Hernando Beach to Chassahowitzka
Capt. Larry Roderick
July 10, 2007
Hernando Beach - Saltwater Fishing Report
Thrills of Sight Fishing The Nature Coast
I absolutely love to sight fish. It is the most challenging and gratifying type of fishing on the flats and inshore. Blind casts were fun for me years ago, but sight casting gives me more of a rush of excitement. I love to share my expertise in sight fishing and get my clients excited about it as well. As the term sight fishing implies- a cast is not made until a fish or a school of fish are seen.
As your captain, I will be up on the poling platform, using a twenty foot push pole to quietly move the boat to where the fish are cruising, schooling or feeding. I am looking for “nervous” water- movement from baitfish dimpling the top of the water or the wake of a fish. I am looking for baitfish jumping out of the water- a sure sign that the fish are feeding at that spot. Or, if I see tails poking out of the shallows, I know a redfish is feeding on a crustacean.
When I spot the fish, I will be directing where you cast. With a perfect cast in front of the fish you will have the excitement of seeing the fish take the bait. Your heart will be racing as you have a visual of the fish swimming up and chopping on the hook. As you set the hook and begin the process of bringing the fish to the boat, you too will be hooked on sight fishing, like me.
If you are an early riser and like to sight cast to redfish and snook or want to learn how, this time of year is fantastic. Nothing compares to the serenity of fishing backwater bays and creeks. Seeing redfish tails waving in the air or that snook blasting mullet at the shoreline makes memories that are long lasting. This is the scenario that has been playing over and over in the crystal clear water Bayport area this summer.

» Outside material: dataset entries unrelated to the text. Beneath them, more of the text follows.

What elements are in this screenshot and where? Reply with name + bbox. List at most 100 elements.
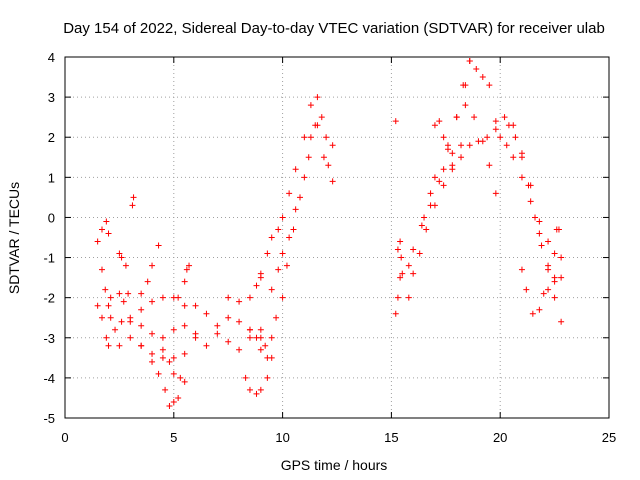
- data-point: [536, 306, 543, 313]
- data-point: [532, 214, 539, 221]
- series-track-12: [127, 294, 188, 321]
- data-point: [264, 374, 271, 381]
- data-point: [118, 318, 125, 325]
- data-point: [538, 242, 545, 249]
- y-tick-label: 4: [48, 50, 55, 65]
- series-track-2: [94, 218, 112, 245]
- data-point: [246, 326, 253, 333]
- data-point: [398, 254, 405, 261]
- data-point: [492, 118, 499, 125]
- data-point: [458, 154, 465, 161]
- data-point: [118, 254, 125, 261]
- data-point: [149, 298, 156, 305]
- series-track-25: [394, 238, 406, 277]
- series-track-26: [392, 118, 399, 125]
- data-point: [460, 82, 467, 89]
- data-point: [159, 334, 166, 341]
- data-point: [268, 286, 275, 293]
- data-point: [527, 198, 534, 205]
- data-point: [246, 334, 253, 341]
- data-point: [545, 266, 552, 273]
- series-track-29: [421, 126, 499, 221]
- data-point: [181, 278, 188, 285]
- data-point: [462, 102, 469, 109]
- series-track-20: [268, 94, 321, 293]
- series-track-6: [138, 342, 182, 409]
- data-point: [181, 350, 188, 357]
- data-point: [518, 174, 525, 181]
- series-track-4: [112, 318, 199, 341]
- data-point: [551, 294, 558, 301]
- data-point: [431, 122, 438, 129]
- data-point: [138, 322, 145, 329]
- data-point: [105, 230, 112, 237]
- data-point: [307, 102, 314, 109]
- data-point: [129, 202, 136, 209]
- data-point: [170, 370, 177, 377]
- data-point: [246, 294, 253, 301]
- data-point: [246, 386, 253, 393]
- data-point: [399, 270, 406, 277]
- data-point: [505, 122, 512, 129]
- data-point: [536, 230, 543, 237]
- data-point: [116, 250, 123, 257]
- series-track-15: [192, 302, 264, 341]
- x-tick-label: 20: [493, 430, 507, 445]
- data-point: [166, 402, 173, 409]
- data-point: [301, 134, 308, 141]
- data-point: [479, 138, 486, 145]
- data-point: [397, 274, 404, 281]
- data-point: [273, 314, 280, 321]
- data-point: [98, 314, 105, 321]
- y-tick-label: 1: [48, 170, 55, 185]
- data-point: [116, 342, 123, 349]
- data-point: [497, 134, 504, 141]
- data-point: [225, 314, 232, 321]
- data-point: [558, 318, 565, 325]
- series-track-34: [497, 134, 558, 285]
- series-track-3: [98, 266, 114, 321]
- data-point: [518, 266, 525, 273]
- data-point: [275, 226, 282, 233]
- data-point: [486, 82, 493, 89]
- y-tick-label: -5: [43, 411, 55, 426]
- data-point: [525, 182, 532, 189]
- data-point: [236, 318, 243, 325]
- data-point: [116, 290, 123, 297]
- data-point: [394, 294, 401, 301]
- data-point: [312, 122, 319, 129]
- data-point: [257, 274, 264, 281]
- series-track-36: [518, 266, 547, 317]
- data-point: [440, 166, 447, 173]
- series-track-16: [225, 270, 264, 305]
- data-point: [523, 286, 530, 293]
- data-point: [107, 314, 114, 321]
- data-point: [492, 190, 499, 197]
- data-point: [181, 378, 188, 385]
- data-point: [253, 390, 260, 397]
- data-point: [94, 238, 101, 245]
- data-point: [392, 310, 399, 317]
- series-track-13: [175, 262, 193, 301]
- data-point: [427, 202, 434, 209]
- data-point: [551, 274, 558, 281]
- data-point: [405, 294, 412, 301]
- data-point: [453, 114, 460, 121]
- data-point: [492, 126, 499, 133]
- data-point: [149, 350, 156, 357]
- data-point: [112, 326, 119, 333]
- series-track-9: [116, 290, 132, 305]
- data-point: [170, 326, 177, 333]
- data-point: [466, 58, 473, 65]
- data-point: [405, 262, 412, 269]
- data-point: [149, 262, 156, 269]
- data-point: [214, 330, 221, 337]
- data-point: [518, 154, 525, 161]
- data-point: [536, 218, 543, 225]
- data-point: [486, 162, 493, 169]
- data-point: [473, 66, 480, 73]
- series-track-32: [462, 102, 499, 197]
- data-point: [159, 294, 166, 301]
- x-tick-label: 25: [602, 430, 616, 445]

I look for snook in areas of good tidal flow and for reds in the area of slower moving water. The trout have been in 8-10 feet of spotted bottom -that is grassy patches mixed with sandy patches. For snook and reds Castaic Jerky J and chug bugs have been getting the most strikes. Trout have been eating Berkley Gulp 3 “ white doing best. A few of the larger trout in the morning have been hitting tap water plugs such as chug bugs silver with black back and skitterwalks in redfish pattern. I prefer light spinning tackle with braided line 10 pound test Power Pro with a leader that is 20 pound test fluorocarbon.
All on board should be wearing polarized sunglasses to cut the glare and see under water clearly. And most importantly, the fisherman need to be quiet. Shifting around and loud voices are noises that travel far across the water and will spook the fish.